There is no doubt that the Los Angeles Clippers came out as the biggest winners out of last summer’s free agent frenzy. That was easily one of the most talent-packed free agent classes of recent memory, and by signing reigning Finals MVP in Kawhi Leonard, L.A. hit the jackpot.
Lady Luck hasn’t always been this kind to the Clippers. As a matter of fact, this franchise has been the victim of their own erroneous decisions on more than a few occasions. Some of which came via free agency, and we’ve rounded up five of the worst free agent transactions the Clippers front office has ever gotten themselves involved in.
5. Grant Hill
Former Duke standout Grant Hill was one of the biggest prospects in the league early in his career. Aside from winning Rookie of the Year honors, he was also named as an All-Star in his debut campaign. He was once even dubbed as the next Michael Jordan. Unfortunately, a string of major injuries got in the way of Hill truly reaching the heights many expected him to achieve.
Nonetheless, this did not prevent the Clippers from signing a 40-year-old Hill to a two-year deal worth $4 million in 2012. Sure, that can be considered as a rather insignificant sum, but there’s no denying that that was a bad deal. Hill ended up playing in just 29 games for L.A., averaging 3.2 points and 1.7 rebounds in 15.1 minutes per contest.
Grant Hill is a Hall of Famer, but it certainly wasn’t because of his stint with the Clippers.
4. Josh Smith
In the summer of 2015, the Clippers were looking for some wing reinforcements, and they decided to turn their attention to Josh Smith. It was clear that the 6-foot-9 swingman was falling off, as his production consistently dipped year after year prior to signing with L.A. Needless to say, he was no longer the versatile and athletic player that once averaged close to a double-double with a healthy dose of defensive stats.
The Clippers played it safe with Smith, signing him on a one-year deal that cost them just $1.5 million. In turn, Smith averaged 5.7 points, 3.9 rebounds, 1.1 assists, and 1.1 blocks in just 32 games played for the squad. The Clippers quickly pulled the plug on the Josh Smith experiment, sending him off to the Houston Rockets after just six months in L.A.
3. Paul Pierce
Much like Grant Hill, Paul Pierce was one of the top players in the league during his prime. A 10-time All-Star, a four-time All-NBA team member, and a former Finals MVP, the 6-foot-7 swingman won the title with the Boston Celtics in 2008. It wasn’t until seven years later, though, when the Clippers decided to sign the veteran to a three-year deal worth $10.6 million. At that time, Pierce was already 38, and to say that he was a shadow of his former self would be an understatement.

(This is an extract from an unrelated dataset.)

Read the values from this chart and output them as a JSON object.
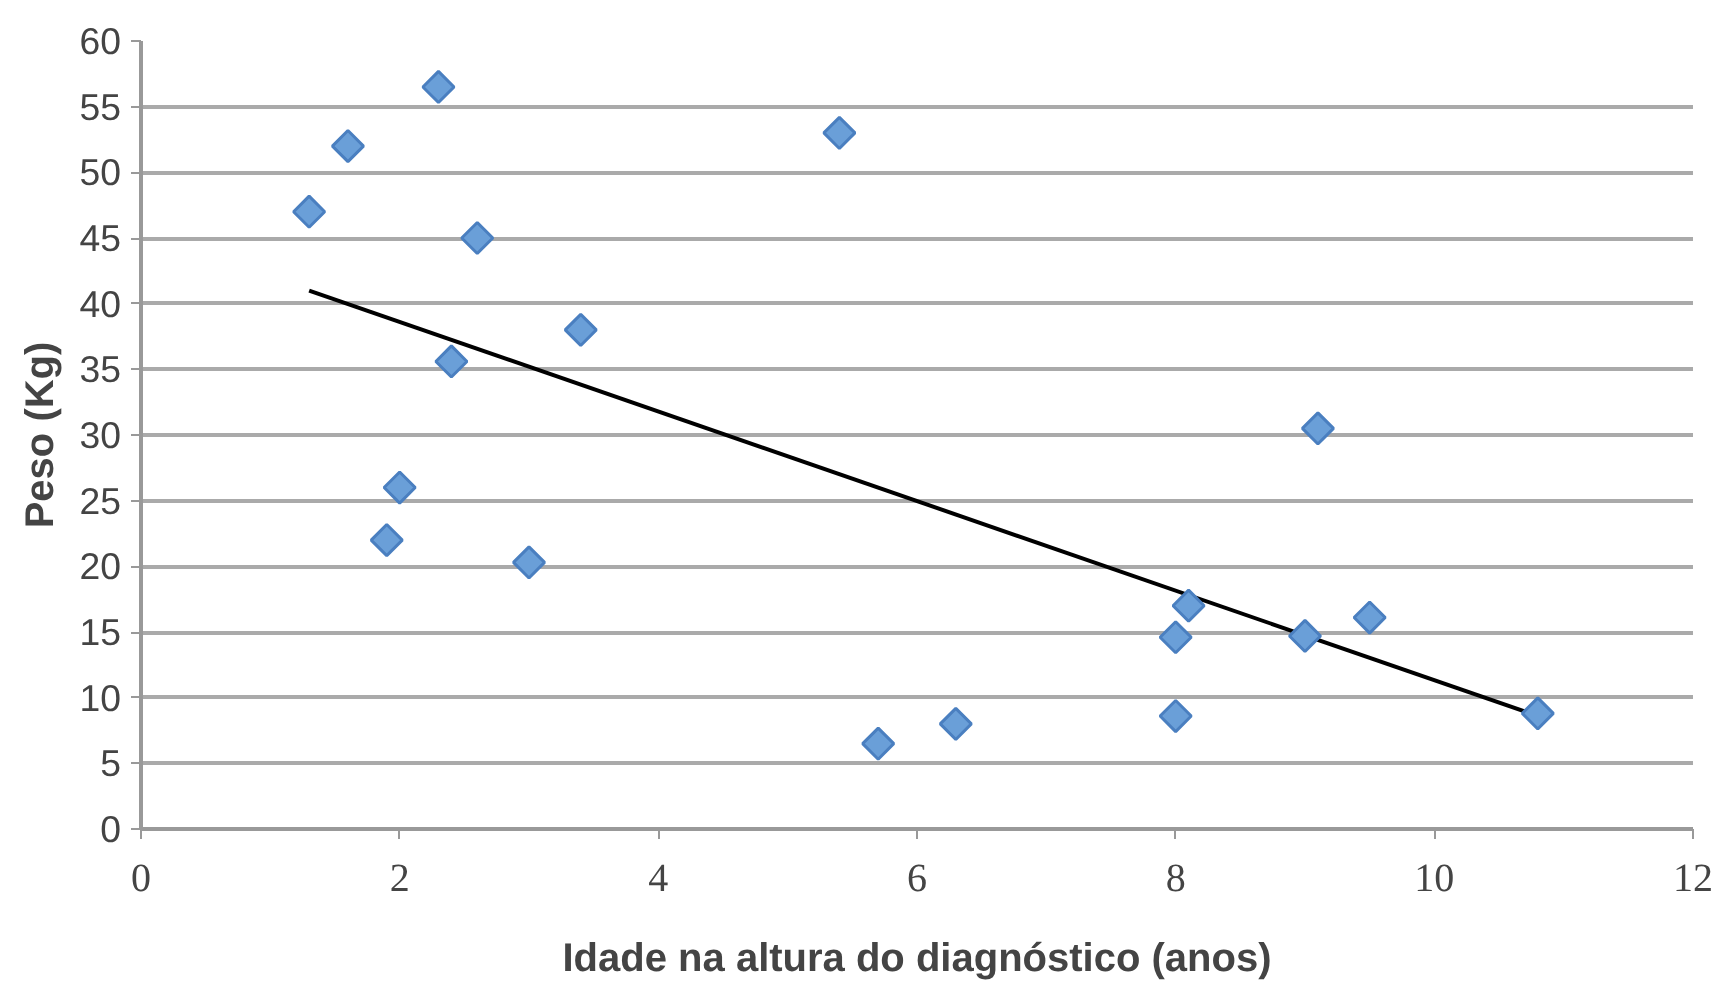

Pierce ended up playing just two out of the three years he signed for with L.A, averaging 5.4 points, 2.5 rebounds, and 1.0 threes per game. In 2017, after two seasons, the Clippers waived Pierce.
2. Spencer Hawes
Prior to the 2014-15 campaign, the Clippers were in need of a stretch big that could potentially help their current lineup. They turned their attention to free agent Spencer Hawes, who was coming off a tremendous year between the Philadelphia 76ers and the Cleveland Cavaliers. L.A. signed him to a four-year deal worth $22.7 million, and as it turned out, it was not the best decision they ever made.
Hawes just did not fit in with their system, as the 7-foot-1 big man’s production dropped significantly in his first season with the Clippers. He put up just 5.8 points, 3.5 rebounds, and 0.8 triples on an inefficient 31.3 percent clip. L.A. cut their losses soon after, trading Hawes to the Charlotte Hornets the following summer.
1. Baron Davis
If you thought the other four deals above were bad, then you’re in for a treat with this one. In July of 2008, the Clippers signed Baron Davis to a humongous $65 million deal for five years. It didn’t look bad at all at that time, given how the high-scoring point guard averaged 21.8 points, 4.7 rebounds, 7.6 assists, 2.3 steals, 0.5 blocks, and 2.1 triples the previous season with the We Believe Golden State Warriors.
As soon as he joined the Clippers, Davis’ production plummeted. He was still a top-notch point guard, but not one that deserved an average of $13 million per season. In tow and a half seasons with L.A., the former third overall pick averaged 14.6 points, 3.4 rebounds, 7.6 assists, 1.6 steals, 0.5 blocks, and 1.2 3-pointers. Again, those numbers were not terrible by any means, but they sure weren’t the elite level of production the Clippers were hoping for.